Researching for your Shopify store using Google Research tool
When researching for your Shopify store, you need to understand why keyword research is important and some of the basic terminologies. Let’s assume that you already know this part, so well go ahead to the next step, which is doing keyword research. To begin, you’ll need to brainstorm an initial list of search phrases that you believe your customers would use to find your shop and your products you sell. You may use a pen and paper and begin writing a list of search terms that you would use. At a minimum, your brainstormed list of each keyword should be two words, but you’ll want to think of long tail keywords – up to three to five words or even more.
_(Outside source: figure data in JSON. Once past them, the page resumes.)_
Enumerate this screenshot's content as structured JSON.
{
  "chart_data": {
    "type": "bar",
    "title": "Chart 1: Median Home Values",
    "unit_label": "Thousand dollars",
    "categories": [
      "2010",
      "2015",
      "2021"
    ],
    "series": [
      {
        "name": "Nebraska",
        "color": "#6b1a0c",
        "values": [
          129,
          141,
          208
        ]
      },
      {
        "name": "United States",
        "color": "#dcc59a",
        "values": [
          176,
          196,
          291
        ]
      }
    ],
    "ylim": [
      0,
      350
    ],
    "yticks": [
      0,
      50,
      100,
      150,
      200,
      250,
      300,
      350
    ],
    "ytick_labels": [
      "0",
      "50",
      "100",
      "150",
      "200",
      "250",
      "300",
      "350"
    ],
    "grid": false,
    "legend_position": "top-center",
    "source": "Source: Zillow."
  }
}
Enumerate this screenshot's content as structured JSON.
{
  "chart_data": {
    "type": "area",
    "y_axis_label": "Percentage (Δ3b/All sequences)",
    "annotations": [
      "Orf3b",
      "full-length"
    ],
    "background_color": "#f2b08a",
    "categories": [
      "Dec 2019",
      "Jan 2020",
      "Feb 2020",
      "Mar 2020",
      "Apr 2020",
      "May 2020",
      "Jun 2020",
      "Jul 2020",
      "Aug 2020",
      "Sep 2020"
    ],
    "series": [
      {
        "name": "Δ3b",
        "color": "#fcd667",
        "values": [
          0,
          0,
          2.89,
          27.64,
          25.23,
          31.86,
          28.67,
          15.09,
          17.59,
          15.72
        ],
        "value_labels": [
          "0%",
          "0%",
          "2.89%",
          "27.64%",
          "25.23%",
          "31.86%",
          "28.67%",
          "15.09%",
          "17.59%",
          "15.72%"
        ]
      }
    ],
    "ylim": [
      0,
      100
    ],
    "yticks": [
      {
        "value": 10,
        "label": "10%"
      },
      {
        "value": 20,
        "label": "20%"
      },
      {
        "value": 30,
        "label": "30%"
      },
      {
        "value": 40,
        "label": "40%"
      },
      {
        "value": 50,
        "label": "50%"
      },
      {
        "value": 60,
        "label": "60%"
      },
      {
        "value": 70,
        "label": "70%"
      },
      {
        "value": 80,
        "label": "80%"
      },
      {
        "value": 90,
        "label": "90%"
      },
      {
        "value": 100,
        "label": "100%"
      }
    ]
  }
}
The more keywords you have in your list, the more you’ll have to work with to uncover new search phrases, so don’t give up too easily. Try to build a good list, with as many relevant keywords as possible.
You can ask your friends and family members for their input as well but avoid asking them directly what they would search for and try to get them in front of a computer and ask them to search for your shop or products. Monitor what look for and the links they click. This information can provide some great insights into what an average user would search for.
Free Tools To Expand Your List
Once you are done with some initial brainstorming, you may now consider a few tools to help expand your list – Google’s own suggestion feature. To see some good suggestions, just do a Google search and scroll to the bottom of the page and look at the related suggestions.
Another great tool to help you with your brainstorming is Übersuggest. It scrapes Google for suggestion keywords by taking your keyword and adding every letter of the alphabet from A to Z, and capturing the most frequently searched permutations.
Remember, don’t forget to consider keyword modifiers like “where can i” or “what to” etc. For example, someone may not be looking necessarily for “skateboard accessories” rather they may be looking for “how to build a good skateboard”.
Keyword Research Using The Google Keyword Tool
Now that you have your initial list of brainstormed keywords, you can now use these keywords to find more valuable keywords Google’s Keyword Planner Tool. This tool will allow you to search for keywords, determine how many searches are being made for that term per month, and how much competition there is competing for it, as well as related search terms.
The related search terms are crucial because it will provide you with other keywords that are similar but may have a greater number of searches per month, lesser competition, or a combination of both.
For you to be able to use the Google Keyword Planner Tool, you’ll need a Google Adwords account which is free and only takes a few minutes to sign-up.
Once you have a Google Adwords account, you’ll need to login to your account, select Tools from the menu at the top, and then select Keyword Planner.
On the main screen, click Search for new keyword and ad group ideas.
Next step is to enter the keywords you’ve brainstormed, either one at a time, or a few at a time by separating each keyword with a comma. I’d recommend starting with one at a time to make it a lot easier.
Make sure to double check your settings under Targeting so that you’re viewing search information that is relevant to you. For example, if you’re based and ship to the USA only, you should be looking at information results for the USA only.
Under Customize your search and Keyword options, you need to turn on Only show ideas closely related to my search terms. This will provide you with much more relevant keywords. However, if you feel the keywords being generated are too closely related or you wish you expand your search, you may try a search with this option turned off.
On the next screen, it will default to the Ad Group Ideas tab. Simply change that to the tab labeled Keyword Ideas.
Here, you’ll see in the first column, the list of the original keyword(s) you searched for as well as closely related keywords. The second column will show you the number of searches being performed each month, in the geographic area you specified. The third column will show you the level of competition for each keyword.
You may use the Keyword filters on the lefthand side of the screen to only show low and medium competition keywords so you’d be able to filter out the ones that would likely be too difficult to compete for.
This will show you a list of keywords related to your original search that has a low and medium level of competition. In this example, you’d be able to see which keywords have medium competition and which keywords have low competition.
With this list, you’d want to take the best terms that describe your Shopify store, pages, and product offering, keeping in mind the search volume and competition, and record them, ideally in a Google spreadsheet. You’d want to repeat this process for all the brainstormed keywords you came up with.
The good news is that after completing your keyword research for your online Shopify store and slowly implementing your chosen keywords throughout your online store, Google should have a better understanding of what your shop is all about so it can better match you to the correct searches.
Always bear in mind that SEO and keyword research is an ongoing and a continuous process. It takes time, effort, and patience to research and implements your keywords and more time for Google to pick up on these changes. Also, over time, SEO changes, search engine algorithms change, and the terms your users use will change so make sure you routinely go over your keyword research to make sure that it’s up-to-date and accurate.